O custo de seu saneamento decerto
não está sendo incluído nas expectativas
de rentabilidade. Como avaliar, em dólares, o custo de até 900 mil mortes por ano
por doenças pulmonares causadas por
poluição do ar? O fato de não ser trivial
acordar um valor para essas vidas não
significa que não tenham valor algum.
Perto de quase 1 milhão de óbitos por
poluição do ar, parecem café pequeno
duas ou três centenas de chineses mortos
com a pneumonia asiática (ou Sars, síndrome respiratória aguda grave, na abreviação em língua inglesa). Uma coisa não
teria nada a ver com a outra, à primeira
vista, e não só pelo viés da quantidade.
Afinal, o primeiro flagelo (poluição) é
fruto direto das escolhas do Estado chinês, enquanto a Sars teria causa natural.

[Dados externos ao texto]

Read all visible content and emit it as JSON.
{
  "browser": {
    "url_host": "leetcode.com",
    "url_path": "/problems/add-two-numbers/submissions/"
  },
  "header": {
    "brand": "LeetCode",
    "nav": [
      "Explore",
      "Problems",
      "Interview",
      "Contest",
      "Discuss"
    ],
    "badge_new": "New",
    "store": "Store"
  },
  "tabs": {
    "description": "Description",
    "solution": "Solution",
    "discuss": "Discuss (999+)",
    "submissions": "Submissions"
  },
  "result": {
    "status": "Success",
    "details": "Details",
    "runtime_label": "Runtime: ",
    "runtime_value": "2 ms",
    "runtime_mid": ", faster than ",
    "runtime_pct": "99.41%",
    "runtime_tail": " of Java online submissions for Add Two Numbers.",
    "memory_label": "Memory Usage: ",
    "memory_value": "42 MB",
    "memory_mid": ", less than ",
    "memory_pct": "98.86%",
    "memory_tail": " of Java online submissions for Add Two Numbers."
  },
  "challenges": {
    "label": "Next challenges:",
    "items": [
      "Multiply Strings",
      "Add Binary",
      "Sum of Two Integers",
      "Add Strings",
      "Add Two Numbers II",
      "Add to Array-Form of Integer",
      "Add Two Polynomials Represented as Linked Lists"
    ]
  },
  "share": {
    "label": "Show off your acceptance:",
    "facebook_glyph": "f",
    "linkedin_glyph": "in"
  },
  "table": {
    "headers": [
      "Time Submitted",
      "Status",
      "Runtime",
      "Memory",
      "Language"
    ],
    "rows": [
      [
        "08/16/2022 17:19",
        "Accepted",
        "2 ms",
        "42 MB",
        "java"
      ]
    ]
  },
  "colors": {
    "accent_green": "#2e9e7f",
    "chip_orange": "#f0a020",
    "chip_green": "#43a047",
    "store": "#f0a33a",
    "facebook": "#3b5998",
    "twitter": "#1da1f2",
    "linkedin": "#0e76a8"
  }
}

A causa natural seriam transformações
ainda mal compreendidas de um coronavírus, parasita comum em animais,
mas que em seres humanos no máximo
andava associado com resfriados. Agora
que um dos coronavírus especializados
em animais encontrou a via para infectar
humanos, provoca uma pneumonia atípica com letalidade da ordem de 5%.
Constitui um equívoco, porém, aceitar
a tese de que a propagação epidêmica da
Sars seja "natural". A migração do vírus
entre espécies, talvez, mas não a avenida
aberta para ele na Província de Guangdong a partir de novembro, que a conduziu a Hong Kong e, daí, a boa parte da
Ásia. Essa rota desimpedida foi alargada,
pela omissão da administração chinesa.
Seu comportamento desde que se iniciou o surto se assemelha a um compêndio de medidas totalitárias. Primeiro, esconder a ocorrência de uma epidemia,
tanto para o público interno quanto para
o externo. Medidas precoces e cruciais
de contenção deixaram de ser tomadas.
Depois, escamotear dados e impedir o
acesso de especialistas da OMS (Organização Mundial da Saúde) aos focos de
surto. Em seguida, liberar os dados e o
acesso por etapas, na tentativa de diluir o
impacto das revelações sobre números
de casos e de mortes, além da situação
dos hospitais militares. Em todas essas
ações, os imperativos de saúde pública
pareciam sempre vir em segundo lugar.
O resultado está aí para todos verem:
milhares de pessoas em quarentena forçada em Pequim e Hong Kong, pânico
em dezenas de cidades asiáticas, desgraça para o turismo em Toronto, queda de
0,3 a 0,9 ponto percentual no crescimento da economia chinesa em 2003 e 2004.
É externalidade para ninguém pôr defeito, e não é culpa (só) do coronavírus,
mas sim de parasitas de outra e pior espécie, para os quais os tais mercados fizeram vistas grossas anos a fio.